Comment revivifier nos terres agricoles ? (31 mai 2014)

« Préserver la fertilité des terres agricoles est une priorité ». Tel est le message que nous livre le Valaisan Hans Rudolf Herren dans l’entretien  qu’il offre à « Terre et Nature », hebdomadaire, le 30 mai 2014.

H. R. Herren a le regard franc et déterminé, un brin rieur. C’est un homme de terrain et de science. Il sait faire la synthèse des différents paramètres qui causent la famine dans le monde. Il met ses théories en pratique tant dans sa ferme en Californie que dans ses actions humanitaires en Afrique.

Il développe plusieurs lignes directrices dont j’extrais quelques exemples :

-       « En Suisse, on paie très bon marché pour une production agricole de masse et on externalise les coûts qui en résultent, dont ceux liés à la pollution résultant de l’excès d’engrais de synthèse et de pesticides. Ces derniers altèrent la qualité des eaux et du sol et finalement aussi, à long terme, notre santé. »

-       « On consommerait moins, mieux et on éviterait beaucoup de gaspillage : les études ont montré qu’on jette les 30 à 40 % des produits alimentaires que l’on achète. »

-       « Un bon paysan est celui qui pratique une rotation de culture variée et qui diversifie les productions".

Conclusion : « La vie du sol c’est capital. La terre, et la terre agricole en particulier, nous l’avons reçue en prêt. Nous n’avons aucun droit de la détruire. »

N’ayant pas trouvé l’article cité, je vous renvoie à un article plus ancien qui est dans le même esprit.

Les propos de H. F. Herren sont évidents.

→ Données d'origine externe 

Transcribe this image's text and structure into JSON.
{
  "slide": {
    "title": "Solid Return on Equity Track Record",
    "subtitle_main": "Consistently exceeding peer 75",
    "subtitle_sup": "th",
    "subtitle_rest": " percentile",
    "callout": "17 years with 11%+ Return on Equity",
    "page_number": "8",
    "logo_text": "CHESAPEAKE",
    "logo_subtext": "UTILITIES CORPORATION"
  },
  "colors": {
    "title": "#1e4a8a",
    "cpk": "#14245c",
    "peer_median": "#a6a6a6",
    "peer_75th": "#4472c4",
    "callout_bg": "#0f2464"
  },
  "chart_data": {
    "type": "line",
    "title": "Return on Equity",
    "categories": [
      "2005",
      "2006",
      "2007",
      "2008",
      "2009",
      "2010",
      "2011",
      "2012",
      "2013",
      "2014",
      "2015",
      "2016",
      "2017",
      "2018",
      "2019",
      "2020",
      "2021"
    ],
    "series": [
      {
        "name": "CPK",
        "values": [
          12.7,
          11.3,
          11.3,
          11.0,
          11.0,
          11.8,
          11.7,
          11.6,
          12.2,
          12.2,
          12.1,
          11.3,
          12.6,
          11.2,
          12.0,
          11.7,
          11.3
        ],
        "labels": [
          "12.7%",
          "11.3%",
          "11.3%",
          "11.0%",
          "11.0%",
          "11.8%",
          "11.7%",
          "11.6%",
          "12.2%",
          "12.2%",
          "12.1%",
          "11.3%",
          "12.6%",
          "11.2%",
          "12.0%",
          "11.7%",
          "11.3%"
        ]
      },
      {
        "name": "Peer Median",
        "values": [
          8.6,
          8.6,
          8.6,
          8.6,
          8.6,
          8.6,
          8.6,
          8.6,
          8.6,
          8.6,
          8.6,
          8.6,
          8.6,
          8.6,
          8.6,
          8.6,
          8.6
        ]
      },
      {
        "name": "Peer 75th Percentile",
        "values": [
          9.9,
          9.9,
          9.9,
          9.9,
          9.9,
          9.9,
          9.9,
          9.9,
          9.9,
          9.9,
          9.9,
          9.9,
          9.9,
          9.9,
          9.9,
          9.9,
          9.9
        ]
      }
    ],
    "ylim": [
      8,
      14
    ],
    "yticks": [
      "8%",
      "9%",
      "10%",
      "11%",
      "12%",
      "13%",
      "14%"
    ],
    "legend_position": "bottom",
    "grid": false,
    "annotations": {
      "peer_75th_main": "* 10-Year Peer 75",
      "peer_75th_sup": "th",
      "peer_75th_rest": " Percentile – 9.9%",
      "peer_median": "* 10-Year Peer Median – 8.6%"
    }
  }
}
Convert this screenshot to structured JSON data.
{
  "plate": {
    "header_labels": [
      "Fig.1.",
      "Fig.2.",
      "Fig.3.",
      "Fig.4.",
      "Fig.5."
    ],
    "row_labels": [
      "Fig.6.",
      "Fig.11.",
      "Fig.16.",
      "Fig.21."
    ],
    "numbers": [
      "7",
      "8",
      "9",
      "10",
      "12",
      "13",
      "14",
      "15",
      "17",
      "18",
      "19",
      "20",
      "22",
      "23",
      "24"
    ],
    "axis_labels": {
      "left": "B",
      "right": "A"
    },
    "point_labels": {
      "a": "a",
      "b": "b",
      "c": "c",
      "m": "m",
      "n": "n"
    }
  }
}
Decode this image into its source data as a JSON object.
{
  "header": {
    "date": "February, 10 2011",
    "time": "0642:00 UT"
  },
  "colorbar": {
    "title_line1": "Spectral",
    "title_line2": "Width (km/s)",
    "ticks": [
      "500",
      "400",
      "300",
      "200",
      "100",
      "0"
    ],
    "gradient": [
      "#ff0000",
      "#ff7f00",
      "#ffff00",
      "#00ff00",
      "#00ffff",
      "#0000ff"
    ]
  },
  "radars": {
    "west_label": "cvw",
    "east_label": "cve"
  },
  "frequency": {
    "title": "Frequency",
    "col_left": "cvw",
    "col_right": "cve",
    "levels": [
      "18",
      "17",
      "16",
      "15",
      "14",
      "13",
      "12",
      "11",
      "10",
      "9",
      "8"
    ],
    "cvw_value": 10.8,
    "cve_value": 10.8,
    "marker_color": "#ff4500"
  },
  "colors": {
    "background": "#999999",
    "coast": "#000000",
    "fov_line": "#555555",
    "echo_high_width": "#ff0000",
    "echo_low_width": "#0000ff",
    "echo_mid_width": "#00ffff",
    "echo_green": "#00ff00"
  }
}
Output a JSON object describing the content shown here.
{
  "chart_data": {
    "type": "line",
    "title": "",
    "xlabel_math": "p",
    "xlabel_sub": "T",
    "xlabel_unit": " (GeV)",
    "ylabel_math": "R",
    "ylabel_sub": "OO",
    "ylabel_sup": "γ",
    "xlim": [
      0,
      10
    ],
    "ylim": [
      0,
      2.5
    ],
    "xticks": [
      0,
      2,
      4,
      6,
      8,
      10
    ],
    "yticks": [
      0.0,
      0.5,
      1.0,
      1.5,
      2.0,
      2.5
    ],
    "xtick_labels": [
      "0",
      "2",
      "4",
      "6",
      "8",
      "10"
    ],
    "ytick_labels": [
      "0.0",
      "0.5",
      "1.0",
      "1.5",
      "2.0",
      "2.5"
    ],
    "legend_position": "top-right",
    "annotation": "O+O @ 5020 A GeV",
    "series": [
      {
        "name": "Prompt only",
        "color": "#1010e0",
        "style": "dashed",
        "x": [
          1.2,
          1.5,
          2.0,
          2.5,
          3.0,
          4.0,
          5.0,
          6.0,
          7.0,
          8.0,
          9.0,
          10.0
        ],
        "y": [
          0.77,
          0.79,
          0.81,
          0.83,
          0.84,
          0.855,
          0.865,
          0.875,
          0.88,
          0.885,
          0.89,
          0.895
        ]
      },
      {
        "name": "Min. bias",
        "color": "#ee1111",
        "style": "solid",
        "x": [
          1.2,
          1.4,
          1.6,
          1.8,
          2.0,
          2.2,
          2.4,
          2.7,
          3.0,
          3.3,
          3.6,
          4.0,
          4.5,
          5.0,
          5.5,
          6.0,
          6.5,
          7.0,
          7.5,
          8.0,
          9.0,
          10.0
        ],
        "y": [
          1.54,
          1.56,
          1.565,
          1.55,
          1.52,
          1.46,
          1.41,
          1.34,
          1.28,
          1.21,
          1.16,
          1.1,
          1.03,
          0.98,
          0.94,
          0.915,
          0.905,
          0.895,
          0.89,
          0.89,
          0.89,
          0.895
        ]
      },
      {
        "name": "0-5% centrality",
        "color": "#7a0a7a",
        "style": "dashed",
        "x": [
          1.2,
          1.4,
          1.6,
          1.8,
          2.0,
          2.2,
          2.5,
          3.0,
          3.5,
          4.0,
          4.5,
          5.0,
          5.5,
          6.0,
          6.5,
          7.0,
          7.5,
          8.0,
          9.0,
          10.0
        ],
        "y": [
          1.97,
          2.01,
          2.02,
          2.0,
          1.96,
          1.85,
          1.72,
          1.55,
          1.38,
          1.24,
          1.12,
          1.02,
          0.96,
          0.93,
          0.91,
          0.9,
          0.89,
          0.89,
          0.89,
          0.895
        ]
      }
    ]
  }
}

Comment se fait-il que la société se soit éloignée pareillement de cette relation à la nature et à la qualité des sols dont nous retirons notre subsistance ?

La formation de nos enfants est capitale pour transmettre non pas seulement un savoir - du verbe « voir » qui mentionne la distance aux choses -  mais surtout une connaissance - du verbe « connaître » qui signifie « naître avec » -. Nos enfants reçoivent bien sûr quelques leçons de jardinage puis de biologie mais cela ne suffit pas pour les rendre sensibles jusqu’aux os de la réalité de la nature, du sol, des énergies vitales qui animent le monde végétal, animal et eux-mêmes dans leurs organismes, leurs cœurs et leurs esprits.

Une professeur de secondaire mentionnait que celui qui était considéré comme un bon élève était celui qui était fort en mathématiques et en allemand, lisez : « celui qui avait de bonnes notes dans ces disciplines. ». Quand donnerons-nous une bonne note à celui qui apporte la plus belle plante dont il se sera occupé à partir de la semence, en étudiant la terre qu’il lui offre, en l’arrosant ni trop ni trop peu, en lui offrant la luminosité qui correspond à son espèce et en l’amenant à faire un fruit qui donne des graines, ce qui montrerait qu’il a intégré le cycle dans sa totalité ?

Quand nous lisons tout récemment dans la TdG qu’il y a de plus en plus de déprédations dans les jardins familiaux, cela montre le peu de respect à l'égard de ces gens humbles (mot qui vient du latin "humus"  signifiant la terre) qui ont compris le sens de la terre et qui savent entrer en communion avec elle et avec toute la vitalité et la générosité qu’elle recèle.

Donner une note importante à un tel travail, ce serait aussi donner le sens de l’entreprise que l’on crée, modèle d’une entreprise éventuelle future.  A ce niveau, on voit aussi les carences de soin pour l’entité vivante qu’est une entreprise : trop souvent, on ne vise que son rendement, on sacrifie le principe de qualité, on bouscule les employés, en revend le tout pour encore plus d’argent et on la joue à la Bourse. Tenir et maintenir une entreprise nécessite un bon développement de la sensibilité tant affective que perceptive qu’il serait opportun de développer non seulement dans les petites classes mais tout au long de la formation de l’individu (dont le sens profond signifie : être non divisé).